Well Selah has survived yet another wild nor’easter since our last post. She certainly has had a baptism of fire in her short life. If nothing else, it has reinforced in us the necessity of building strength into every joint. On the eve of the storm I had considered pulling down the big tarp from the shelter, but thought we would be OK. However, early the next morning I was woken to the sound of strong gusts, and checked MetEye to see an upgraded forecast of 70+ knots from the NE. Up we got and straight to the block before the increasing wind made it too dangerous to manage the giant tarp. Thankfully it come down without damage, but it did feel a bit like reefing an old square rigger as it thrashed about. It was the right decision as later we were hit with 100 kph gusts and driving rain. There was wide-spread power outages throughout most of the state, and considerable damage to property. Selah came through unscathed, and was kept dry by a double layer of tarps. It’s amazing how things have turned up just when we need them. Only a couple of days before, Rob, my father-in-law dropped off a big, heavy caravan tarp he thought we may find useful. We slept well that night!

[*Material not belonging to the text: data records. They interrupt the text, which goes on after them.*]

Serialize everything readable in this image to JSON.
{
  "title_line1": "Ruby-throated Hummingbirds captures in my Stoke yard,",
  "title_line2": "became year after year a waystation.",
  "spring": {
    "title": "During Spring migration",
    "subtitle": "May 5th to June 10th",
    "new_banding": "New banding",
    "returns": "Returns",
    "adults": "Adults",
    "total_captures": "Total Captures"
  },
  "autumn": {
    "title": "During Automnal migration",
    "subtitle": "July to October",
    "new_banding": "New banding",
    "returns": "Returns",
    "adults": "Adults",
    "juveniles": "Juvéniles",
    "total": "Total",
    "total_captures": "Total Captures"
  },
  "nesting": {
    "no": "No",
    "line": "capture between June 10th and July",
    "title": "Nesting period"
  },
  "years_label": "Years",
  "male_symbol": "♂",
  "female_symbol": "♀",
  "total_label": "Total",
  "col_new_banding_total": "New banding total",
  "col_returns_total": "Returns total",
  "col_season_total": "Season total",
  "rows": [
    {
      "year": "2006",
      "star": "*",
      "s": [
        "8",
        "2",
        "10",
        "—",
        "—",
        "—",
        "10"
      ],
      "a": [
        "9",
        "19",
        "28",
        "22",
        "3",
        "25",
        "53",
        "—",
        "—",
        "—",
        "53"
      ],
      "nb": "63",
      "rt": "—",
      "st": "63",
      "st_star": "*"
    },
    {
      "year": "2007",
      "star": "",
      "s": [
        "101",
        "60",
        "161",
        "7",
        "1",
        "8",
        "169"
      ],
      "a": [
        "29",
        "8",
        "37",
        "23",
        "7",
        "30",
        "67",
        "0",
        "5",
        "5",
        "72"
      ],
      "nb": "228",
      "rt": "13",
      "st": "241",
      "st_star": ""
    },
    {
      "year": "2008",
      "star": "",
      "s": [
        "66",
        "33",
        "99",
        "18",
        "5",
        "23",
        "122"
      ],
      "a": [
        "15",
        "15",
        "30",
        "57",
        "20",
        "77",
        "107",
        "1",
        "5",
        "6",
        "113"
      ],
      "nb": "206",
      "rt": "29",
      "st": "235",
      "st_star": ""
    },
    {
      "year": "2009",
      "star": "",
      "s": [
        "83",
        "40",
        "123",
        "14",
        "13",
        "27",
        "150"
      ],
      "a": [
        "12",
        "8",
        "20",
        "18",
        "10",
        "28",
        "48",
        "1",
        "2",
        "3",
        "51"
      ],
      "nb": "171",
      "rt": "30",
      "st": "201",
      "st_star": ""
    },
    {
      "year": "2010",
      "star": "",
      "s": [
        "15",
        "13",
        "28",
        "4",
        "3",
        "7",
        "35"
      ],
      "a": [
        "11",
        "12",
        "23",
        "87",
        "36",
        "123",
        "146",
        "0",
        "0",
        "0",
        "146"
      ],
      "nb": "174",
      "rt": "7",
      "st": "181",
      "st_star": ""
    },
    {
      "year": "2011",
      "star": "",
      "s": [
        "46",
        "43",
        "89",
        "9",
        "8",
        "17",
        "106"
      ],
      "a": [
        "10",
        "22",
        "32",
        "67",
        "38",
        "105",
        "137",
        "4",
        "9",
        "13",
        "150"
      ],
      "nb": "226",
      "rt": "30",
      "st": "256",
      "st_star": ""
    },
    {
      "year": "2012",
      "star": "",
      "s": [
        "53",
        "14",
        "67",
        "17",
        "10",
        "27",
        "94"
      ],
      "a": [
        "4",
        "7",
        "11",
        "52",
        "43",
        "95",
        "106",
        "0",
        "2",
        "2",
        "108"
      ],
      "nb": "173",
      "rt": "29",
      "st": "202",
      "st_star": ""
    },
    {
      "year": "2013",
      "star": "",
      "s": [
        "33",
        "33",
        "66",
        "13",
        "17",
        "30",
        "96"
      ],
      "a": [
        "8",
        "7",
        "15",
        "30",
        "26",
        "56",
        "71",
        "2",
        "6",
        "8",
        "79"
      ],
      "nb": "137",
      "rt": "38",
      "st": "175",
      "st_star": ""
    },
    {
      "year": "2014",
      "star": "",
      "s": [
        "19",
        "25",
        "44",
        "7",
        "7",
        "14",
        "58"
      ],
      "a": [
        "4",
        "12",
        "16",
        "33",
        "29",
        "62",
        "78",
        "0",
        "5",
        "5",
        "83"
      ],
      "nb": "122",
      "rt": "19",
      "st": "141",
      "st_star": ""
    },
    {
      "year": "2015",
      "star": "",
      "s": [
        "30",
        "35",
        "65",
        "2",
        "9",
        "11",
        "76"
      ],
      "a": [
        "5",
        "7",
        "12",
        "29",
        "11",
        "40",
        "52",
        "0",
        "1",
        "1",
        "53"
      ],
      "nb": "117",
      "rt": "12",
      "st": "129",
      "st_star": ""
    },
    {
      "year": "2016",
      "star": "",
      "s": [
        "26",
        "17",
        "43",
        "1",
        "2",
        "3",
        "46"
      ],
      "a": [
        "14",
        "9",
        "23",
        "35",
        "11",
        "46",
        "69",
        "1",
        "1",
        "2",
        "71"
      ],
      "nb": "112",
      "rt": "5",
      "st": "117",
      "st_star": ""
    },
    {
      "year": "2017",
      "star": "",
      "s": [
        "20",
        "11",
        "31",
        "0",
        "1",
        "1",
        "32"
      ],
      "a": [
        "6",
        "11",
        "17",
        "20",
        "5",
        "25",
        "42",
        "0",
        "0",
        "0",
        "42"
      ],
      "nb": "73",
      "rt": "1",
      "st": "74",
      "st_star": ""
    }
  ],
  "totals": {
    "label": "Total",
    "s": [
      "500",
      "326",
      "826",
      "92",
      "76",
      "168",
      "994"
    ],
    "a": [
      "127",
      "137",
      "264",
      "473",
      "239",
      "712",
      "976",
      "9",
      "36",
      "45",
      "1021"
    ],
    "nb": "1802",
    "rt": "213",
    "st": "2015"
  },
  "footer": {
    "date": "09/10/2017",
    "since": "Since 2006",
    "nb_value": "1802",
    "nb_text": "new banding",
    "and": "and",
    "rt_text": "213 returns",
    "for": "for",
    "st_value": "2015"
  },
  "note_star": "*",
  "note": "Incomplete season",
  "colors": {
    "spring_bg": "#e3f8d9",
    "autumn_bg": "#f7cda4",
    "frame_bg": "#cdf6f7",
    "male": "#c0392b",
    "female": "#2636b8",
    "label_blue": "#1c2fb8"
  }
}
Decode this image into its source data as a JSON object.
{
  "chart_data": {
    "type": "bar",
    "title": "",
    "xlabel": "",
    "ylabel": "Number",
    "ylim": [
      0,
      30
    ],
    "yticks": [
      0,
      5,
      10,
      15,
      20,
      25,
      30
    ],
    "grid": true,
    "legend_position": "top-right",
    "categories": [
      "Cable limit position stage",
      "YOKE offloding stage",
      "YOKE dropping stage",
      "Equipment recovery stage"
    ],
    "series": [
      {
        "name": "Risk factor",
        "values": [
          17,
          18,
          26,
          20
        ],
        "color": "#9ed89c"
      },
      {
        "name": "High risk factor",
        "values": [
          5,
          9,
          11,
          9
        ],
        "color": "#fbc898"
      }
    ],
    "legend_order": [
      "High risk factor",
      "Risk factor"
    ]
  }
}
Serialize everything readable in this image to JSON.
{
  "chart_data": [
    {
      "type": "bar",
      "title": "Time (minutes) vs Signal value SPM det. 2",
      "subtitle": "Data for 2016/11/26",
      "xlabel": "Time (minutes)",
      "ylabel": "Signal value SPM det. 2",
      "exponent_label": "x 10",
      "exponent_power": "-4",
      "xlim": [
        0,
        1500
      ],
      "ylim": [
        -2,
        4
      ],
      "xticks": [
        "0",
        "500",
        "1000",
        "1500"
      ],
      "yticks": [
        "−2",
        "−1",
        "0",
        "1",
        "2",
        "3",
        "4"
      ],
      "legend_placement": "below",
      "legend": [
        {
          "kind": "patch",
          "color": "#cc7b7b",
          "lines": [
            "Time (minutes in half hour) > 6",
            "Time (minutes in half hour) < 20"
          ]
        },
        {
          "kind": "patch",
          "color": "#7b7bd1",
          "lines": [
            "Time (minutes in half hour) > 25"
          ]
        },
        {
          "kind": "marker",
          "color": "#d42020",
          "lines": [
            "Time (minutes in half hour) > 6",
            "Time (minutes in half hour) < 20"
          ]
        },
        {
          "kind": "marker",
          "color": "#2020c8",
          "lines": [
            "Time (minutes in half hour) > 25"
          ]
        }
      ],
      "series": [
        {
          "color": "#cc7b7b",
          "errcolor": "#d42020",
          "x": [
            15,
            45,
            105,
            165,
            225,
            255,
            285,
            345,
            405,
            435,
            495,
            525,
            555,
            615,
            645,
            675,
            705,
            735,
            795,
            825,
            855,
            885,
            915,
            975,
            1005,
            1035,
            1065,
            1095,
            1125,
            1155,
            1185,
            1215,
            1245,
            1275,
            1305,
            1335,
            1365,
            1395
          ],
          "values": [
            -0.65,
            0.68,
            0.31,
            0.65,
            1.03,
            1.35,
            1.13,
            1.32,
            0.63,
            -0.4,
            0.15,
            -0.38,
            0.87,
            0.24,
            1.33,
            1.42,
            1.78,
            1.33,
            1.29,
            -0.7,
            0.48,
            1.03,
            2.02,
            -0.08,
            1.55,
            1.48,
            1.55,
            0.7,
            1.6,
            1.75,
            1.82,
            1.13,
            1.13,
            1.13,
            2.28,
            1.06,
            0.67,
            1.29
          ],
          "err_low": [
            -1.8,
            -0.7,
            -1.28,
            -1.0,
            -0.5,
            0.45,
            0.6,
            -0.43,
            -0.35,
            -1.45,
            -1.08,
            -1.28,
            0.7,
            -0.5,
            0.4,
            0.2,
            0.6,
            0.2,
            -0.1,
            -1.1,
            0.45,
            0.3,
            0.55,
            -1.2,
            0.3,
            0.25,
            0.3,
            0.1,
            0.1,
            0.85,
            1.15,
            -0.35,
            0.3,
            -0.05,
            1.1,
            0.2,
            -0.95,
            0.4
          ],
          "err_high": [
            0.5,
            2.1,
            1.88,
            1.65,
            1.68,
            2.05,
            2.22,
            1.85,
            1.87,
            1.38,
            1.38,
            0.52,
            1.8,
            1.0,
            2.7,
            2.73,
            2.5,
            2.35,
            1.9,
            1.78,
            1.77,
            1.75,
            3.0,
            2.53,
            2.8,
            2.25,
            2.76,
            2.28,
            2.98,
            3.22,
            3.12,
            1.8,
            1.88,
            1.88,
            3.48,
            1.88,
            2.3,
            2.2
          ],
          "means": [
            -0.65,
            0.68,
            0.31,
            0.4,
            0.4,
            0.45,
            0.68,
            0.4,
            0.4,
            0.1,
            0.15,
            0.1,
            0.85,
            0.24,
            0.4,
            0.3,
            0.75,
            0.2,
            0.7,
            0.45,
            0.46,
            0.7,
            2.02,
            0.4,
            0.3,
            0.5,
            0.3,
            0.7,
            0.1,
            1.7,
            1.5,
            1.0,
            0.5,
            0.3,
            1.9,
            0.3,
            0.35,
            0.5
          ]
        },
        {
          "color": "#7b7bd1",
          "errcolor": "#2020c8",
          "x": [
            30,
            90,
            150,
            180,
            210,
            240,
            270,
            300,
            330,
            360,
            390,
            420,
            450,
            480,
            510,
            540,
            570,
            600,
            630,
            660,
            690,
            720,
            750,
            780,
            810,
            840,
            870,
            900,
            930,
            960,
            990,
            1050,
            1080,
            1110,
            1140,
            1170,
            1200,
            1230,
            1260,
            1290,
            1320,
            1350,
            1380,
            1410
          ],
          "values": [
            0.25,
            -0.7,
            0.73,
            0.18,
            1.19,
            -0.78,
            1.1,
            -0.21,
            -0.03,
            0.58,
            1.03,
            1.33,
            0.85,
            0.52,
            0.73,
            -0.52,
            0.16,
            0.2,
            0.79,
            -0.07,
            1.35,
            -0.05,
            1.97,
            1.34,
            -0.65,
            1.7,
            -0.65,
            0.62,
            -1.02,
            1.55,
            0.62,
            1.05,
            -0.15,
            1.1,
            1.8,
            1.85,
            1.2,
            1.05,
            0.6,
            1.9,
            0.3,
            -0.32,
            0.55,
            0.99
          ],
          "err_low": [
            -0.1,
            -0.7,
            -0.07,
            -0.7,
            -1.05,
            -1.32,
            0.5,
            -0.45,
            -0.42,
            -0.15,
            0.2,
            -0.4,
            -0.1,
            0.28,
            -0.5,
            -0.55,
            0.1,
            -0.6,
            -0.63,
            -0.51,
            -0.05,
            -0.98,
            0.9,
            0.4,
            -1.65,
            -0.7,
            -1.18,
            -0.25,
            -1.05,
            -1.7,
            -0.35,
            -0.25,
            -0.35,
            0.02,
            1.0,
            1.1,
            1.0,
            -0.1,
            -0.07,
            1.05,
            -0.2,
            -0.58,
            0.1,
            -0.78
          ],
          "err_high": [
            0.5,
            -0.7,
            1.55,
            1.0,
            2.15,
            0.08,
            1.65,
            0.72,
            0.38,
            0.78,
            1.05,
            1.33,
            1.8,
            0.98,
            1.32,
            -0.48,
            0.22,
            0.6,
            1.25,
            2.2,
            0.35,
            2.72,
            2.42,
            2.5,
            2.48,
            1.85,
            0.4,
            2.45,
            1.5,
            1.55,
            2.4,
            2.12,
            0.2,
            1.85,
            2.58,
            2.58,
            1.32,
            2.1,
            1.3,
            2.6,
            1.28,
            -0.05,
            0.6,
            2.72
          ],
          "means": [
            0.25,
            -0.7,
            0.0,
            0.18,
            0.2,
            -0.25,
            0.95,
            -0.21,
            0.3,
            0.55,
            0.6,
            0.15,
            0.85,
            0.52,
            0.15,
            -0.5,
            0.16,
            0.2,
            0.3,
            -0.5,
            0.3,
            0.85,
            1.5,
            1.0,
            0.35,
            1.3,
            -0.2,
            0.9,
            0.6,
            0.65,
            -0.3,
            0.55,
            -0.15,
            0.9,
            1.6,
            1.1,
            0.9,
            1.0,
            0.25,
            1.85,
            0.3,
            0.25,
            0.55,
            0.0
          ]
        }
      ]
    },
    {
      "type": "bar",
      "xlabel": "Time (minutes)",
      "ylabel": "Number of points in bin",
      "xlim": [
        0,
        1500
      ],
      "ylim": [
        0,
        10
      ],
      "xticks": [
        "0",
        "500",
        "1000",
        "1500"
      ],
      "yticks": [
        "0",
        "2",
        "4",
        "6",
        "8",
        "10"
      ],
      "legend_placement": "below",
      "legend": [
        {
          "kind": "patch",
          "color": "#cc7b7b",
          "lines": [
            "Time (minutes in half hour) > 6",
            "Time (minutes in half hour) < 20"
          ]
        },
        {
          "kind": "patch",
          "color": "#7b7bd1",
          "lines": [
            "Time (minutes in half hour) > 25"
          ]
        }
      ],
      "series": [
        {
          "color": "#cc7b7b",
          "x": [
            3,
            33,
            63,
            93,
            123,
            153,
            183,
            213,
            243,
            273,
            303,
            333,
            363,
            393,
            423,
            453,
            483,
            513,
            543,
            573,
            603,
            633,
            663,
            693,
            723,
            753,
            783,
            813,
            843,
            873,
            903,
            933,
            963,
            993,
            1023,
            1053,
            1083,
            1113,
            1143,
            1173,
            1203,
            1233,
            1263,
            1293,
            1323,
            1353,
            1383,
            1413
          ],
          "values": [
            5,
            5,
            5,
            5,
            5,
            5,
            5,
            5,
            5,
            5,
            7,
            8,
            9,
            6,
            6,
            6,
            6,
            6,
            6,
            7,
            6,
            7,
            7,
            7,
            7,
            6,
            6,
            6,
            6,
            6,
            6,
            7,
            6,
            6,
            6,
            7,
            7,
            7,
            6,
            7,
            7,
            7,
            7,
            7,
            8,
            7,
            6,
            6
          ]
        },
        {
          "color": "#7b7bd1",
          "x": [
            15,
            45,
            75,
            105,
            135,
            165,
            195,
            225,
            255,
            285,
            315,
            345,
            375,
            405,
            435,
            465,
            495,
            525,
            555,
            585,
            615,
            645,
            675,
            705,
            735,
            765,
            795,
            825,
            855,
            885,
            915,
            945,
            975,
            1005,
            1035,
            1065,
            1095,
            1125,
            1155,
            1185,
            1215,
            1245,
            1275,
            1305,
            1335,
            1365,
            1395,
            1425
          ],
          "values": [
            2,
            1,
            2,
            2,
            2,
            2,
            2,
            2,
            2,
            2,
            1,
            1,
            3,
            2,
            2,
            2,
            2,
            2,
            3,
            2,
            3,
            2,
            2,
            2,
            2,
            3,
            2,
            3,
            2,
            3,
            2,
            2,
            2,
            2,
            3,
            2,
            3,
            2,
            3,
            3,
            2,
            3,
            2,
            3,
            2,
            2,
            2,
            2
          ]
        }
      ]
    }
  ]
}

We have a list of rain day jobs to keep us occupied on such days so after securing Selah, we headed inside the workshop to fibreglass the rudder posts. We had previously ordered the rudder assemblies from Alan McNamee, a boat builder who is the go-to-guy for Easy component fabrication. He supplied the two PVC rudder posts, machined bearings and 50mm schedule 40 stainless steel shafts, with welded rudder tangs.
The plans call for the PVC posts to be sheeved with 5 layers of 200g fibreglass. I adapted some pine stands Russell had lying around, to support the posts as we wrapped them in the glass cloth. It was our first look at the Colan fiberglass we had purchased weeks before, upon recommendation from Chris Guthry of Outback Dreamer, another Sarah builder. Click here for his website. Its top quality fiber. Australian made as well.
The job went well. We had been told we may have difficulty getting the epoxy to cure in the cooler climate, but have not encountered any difficulty. If anything the longer pot-life has taken some pressure off, especially with the bigger lay-ups. The epoxy is stored in a room which is keep warm by a hot water cylinder, and we ensure it is properly activated before applying it to the job. Outside the tempest blew, and the gusts became stronger and stronger. Eventually we lost power at 3 pm but by then we had just about finished, so we cleaned up, checked on Selah one more time, and went home to sit in candlelight by the wood fire.
Over the next few days, as we waited out the storm, we kept busy. Deb double coated all the hull sheets we had dry fitted previously with two coats of resin. Another coat will go on prior to painting. (After dry-fitting, we had taken them all back off the hull, and brought them inside in anticipation of the weather.) I finished some fiddly carpentry jobs, shaping and fitting the end caps onto the keels, and fitting the side sheets. The keels are ready to be fitted as soon as the hulls are sheeted.
After the weather eased we went straight into planking. Around 100 holes are pre-drilled for the 1″ 6g stainless screws at 100mm centres. The screws are pre-loaded, prior to the sheet being offered to the hull (having been previously cut to fit), glued with epoxy and screwed in place. The excess glue is cleaned up immediately and used to fit the butt-joints in place.
At some stage we will refit the big tarp. This time we will suspend it from beneath the frame, so that we can drop, and hoist again quickly.